Если латышевым хочется убивать белых китов, пускай поедут туда, где и сегодня люди бьют кита с вельбота, - к чукчам и эскимосам Уэллена. Пускай живут там и выслеживают Белого кита, как выслеживал его Ахав. Тогда я поверю, что Латышев ученый, а не мещанин, что ему необходима истина, скрытая под белой кожей внука Моби Дика.

Медикам для научных целей не всегда хватает бесхозных трупов в моргах.
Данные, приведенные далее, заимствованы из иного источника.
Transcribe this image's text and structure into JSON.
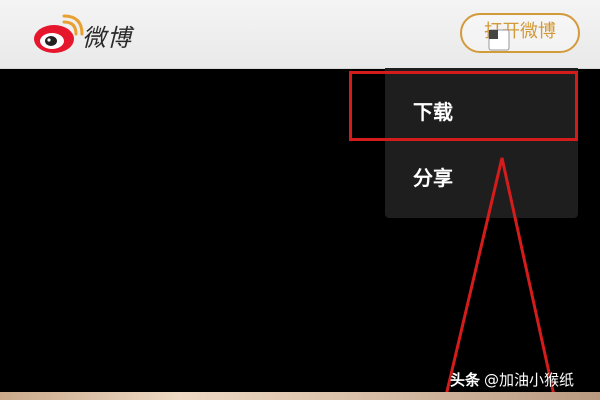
{
  "header": {
    "app_name": "微博",
    "open_button_label": "打开微博",
    "brand_color": "#d39a3a"
  },
  "menu": {
    "items": [
      {
        "label": "下载",
        "icon": "download"
      },
      {
        "label": "分享",
        "icon": "share"
      }
    ]
  },
  "annotation": {
    "color": "#d51c1c"
  },
  "watermark": {
    "brand": "头条",
    "author": "@加油小猴纸"
  }
}
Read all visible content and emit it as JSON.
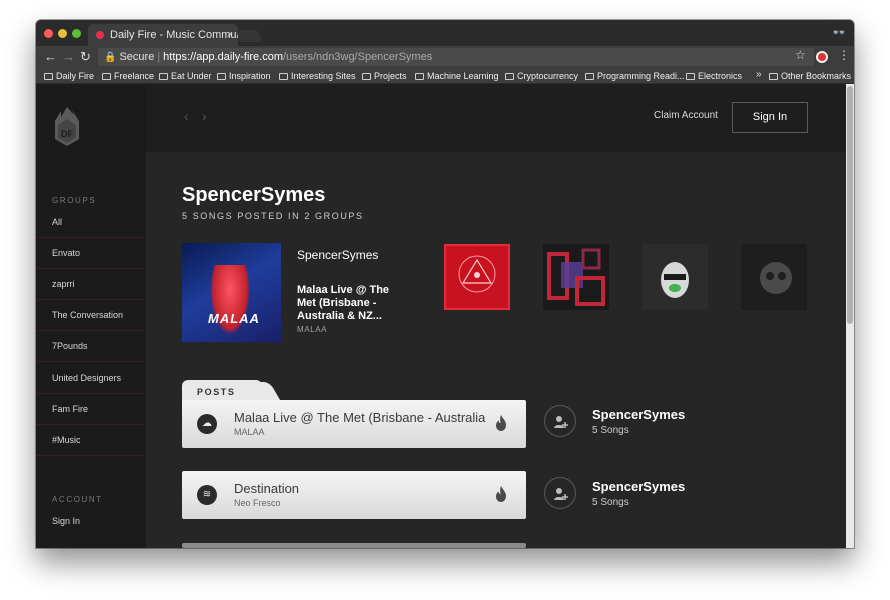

Ученым, изучающим китов, сейчас полное раздолье - десятки тысяч китов втягивают по слипам на плавбазы наших флотилий: изучай не хочу!

Я понимаю глупое любопытство матросов, когда они хотят убить Белого кита. Это от молодости, душевной серости, от скуки длинного рейса, от непонимания того, что и зачем делают. И здесь-то Латышев, если он ученый, интеллигент, должен был толкнуть гарпунера под локоть и обругать капитана за бездумность. И охранять Белого кита от дураков, и дать внуку Моби Дика уплыть дальше в легенды. А "Комсомольская правда" напечатала бы прекрасную статью о благородстве ученого и красоте жизни вокруг нас.
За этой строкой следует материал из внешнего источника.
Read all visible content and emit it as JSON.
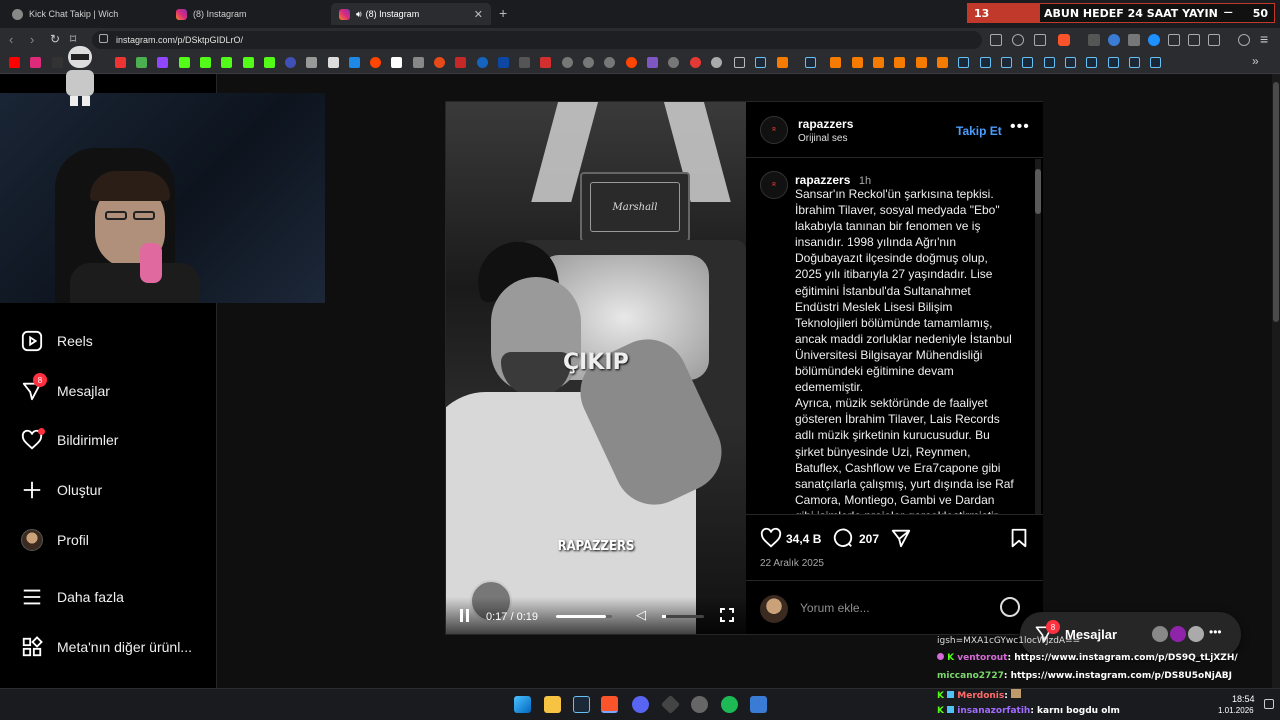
{
  "tabs": [
    {
      "title": "Kick Chat Takip | Wich",
      "active": false
    },
    {
      "title": "(8) Instagram",
      "active": false
    },
    {
      "title": "(8) Instagram",
      "active": true
    }
  ],
  "overlay_goal": {
    "left_number": "13",
    "text": "ABUN HEDEF 24 SAAT YAYIN",
    "right_number": "50"
  },
  "address_bar": {
    "url": "instagram.com/p/DSktpGIDLrO/"
  },
  "sidebar": {
    "items": [
      {
        "label": "Reels",
        "icon": "reels-icon"
      },
      {
        "label": "Mesajlar",
        "icon": "messenger-icon",
        "badge": "8"
      },
      {
        "label": "Bildirimler",
        "icon": "heart-icon"
      },
      {
        "label": "Oluştur",
        "icon": "plus-icon"
      },
      {
        "label": "Profil",
        "icon": "avatar"
      },
      {
        "label": "Daha fazla",
        "icon": "menu-icon"
      },
      {
        "label": "Meta'nın diğer ürünl...",
        "icon": "meta-apps-icon"
      }
    ]
  },
  "post": {
    "username": "rapazzers",
    "audio": "Orijinal ses",
    "follow_label": "Takip Et",
    "caption_user": "rapazzers",
    "caption_time": "1h",
    "caption_lines": [
      "Sansar'ın Reckol'ün şarkısına tepkisi.",
      "İbrahim Tilaver, sosyal medyada \"Ebo\"",
      "lakabıyla tanınan bir fenomen ve iş",
      "insanıdır. 1998 yılında Ağrı'nın",
      "Doğubayazıt ilçesinde doğmuş olup,",
      "2025 yılı itibarıyla 27 yaşındadır. Lise",
      "eğitimini İstanbul'da Sultanahmet",
      "Endüstri Meslek Lisesi Bilişim",
      "Teknolojileri bölümünde tamamlamış,",
      "ancak maddi zorluklar nedeniyle İstanbul",
      "Üniversitesi Bilgisayar Mühendisliği",
      "bölümündeki eğitimine devam",
      "edememiştir.",
      "Ayrıca, müzik sektöründe de faaliyet",
      "gösteren İbrahim Tilaver, Lais Records",
      "adlı müzik şirketinin kurucusudur. Bu",
      "şirket bünyesinde Uzi, Reynmen,",
      "Batuflex, Cashflow ve Era7capone gibi",
      "sanatçılarla çalışmış, yurt dışında ise Raf",
      "Camora, Montiego, Gambi ve Dardan",
      "gibi isimlerle projeler gerçekleştirmiştir."
    ],
    "likes": "34,4 B",
    "comments": "207",
    "date": "22 Aralık 2025",
    "comment_placeholder": "Yorum ekle...",
    "video": {
      "time": "0:17 / 0:19",
      "progress": 0.89,
      "watermark": "RAPAZZERS",
      "sign_text": "ÇIKIP",
      "amp_brand": "Marshall"
    }
  },
  "messages_popup": {
    "label": "Mesajlar",
    "badge": "8"
  },
  "chat_lines": [
    {
      "user": "",
      "text": "igsh=MXA1cGYwc1locWJzdA=="
    },
    {
      "user": "ventorout",
      "text": ": https://www.instagram.com/p/DS9Q_tLjXZH/",
      "user_color": "#d46bd6"
    },
    {
      "user": "miccano2727",
      "text": ": https://www.instagram.com/p/DS8U5oNjABJ",
      "user_color": "#7bd96b"
    },
    {
      "user": "Merdonis",
      "text": ":",
      "user_color": "#ff6b6b"
    },
    {
      "user": "insanazorfatih",
      "text": ": karnı bogdu olm",
      "user_color": "#a06bff"
    }
  ],
  "clock": {
    "time": "18:54",
    "date": "1.01.2026"
  },
  "colors": {
    "accent_blue": "#4a9eff",
    "notification_red": "#ff3040",
    "goal_red": "#c0392b"
  }
}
"Киты-самоубийцы", - читаю я в другой газете. "Стадо китов приблизилось к побережью Калифорнии. И вдруг один кит за другим стали бросаться на скалы и отмели. Острые камни разрывают тела животных, многие из них, быстро теряя силы, остаются на песчаных отмелях и погибают. Мало помогли и специально созданные службы спасения китов. Но некоторых животных все же удалось отогнать от берега в открытое море и тем спасти от смерти. Это далеко не первый случай массового самоубийства китов. Что заставляет их "сознательно" идти на верную гибель? Ученые пока ничего не могут ответить на этот вопрос".

Я отлично знаю, что существуют конвенции по охране китов, что промысел их регулируется законом. Но кто думает о том, что среди китов шныряют атомные подлодки, ползут бесчисленные тралы, рвутся учебные ракеты, торпеды, мины, снаряды, глубинные бомбы; что в моря ссыпают тысячи и тысячи тонн устаревшего и невзорвавшегося боезапаса, что в моря спускают отходы атомного производства, в моря падают самолеты с водородными бомбами, в моря сбрасывают отравленные воды химических заводов, в морях танкеры промывают танки...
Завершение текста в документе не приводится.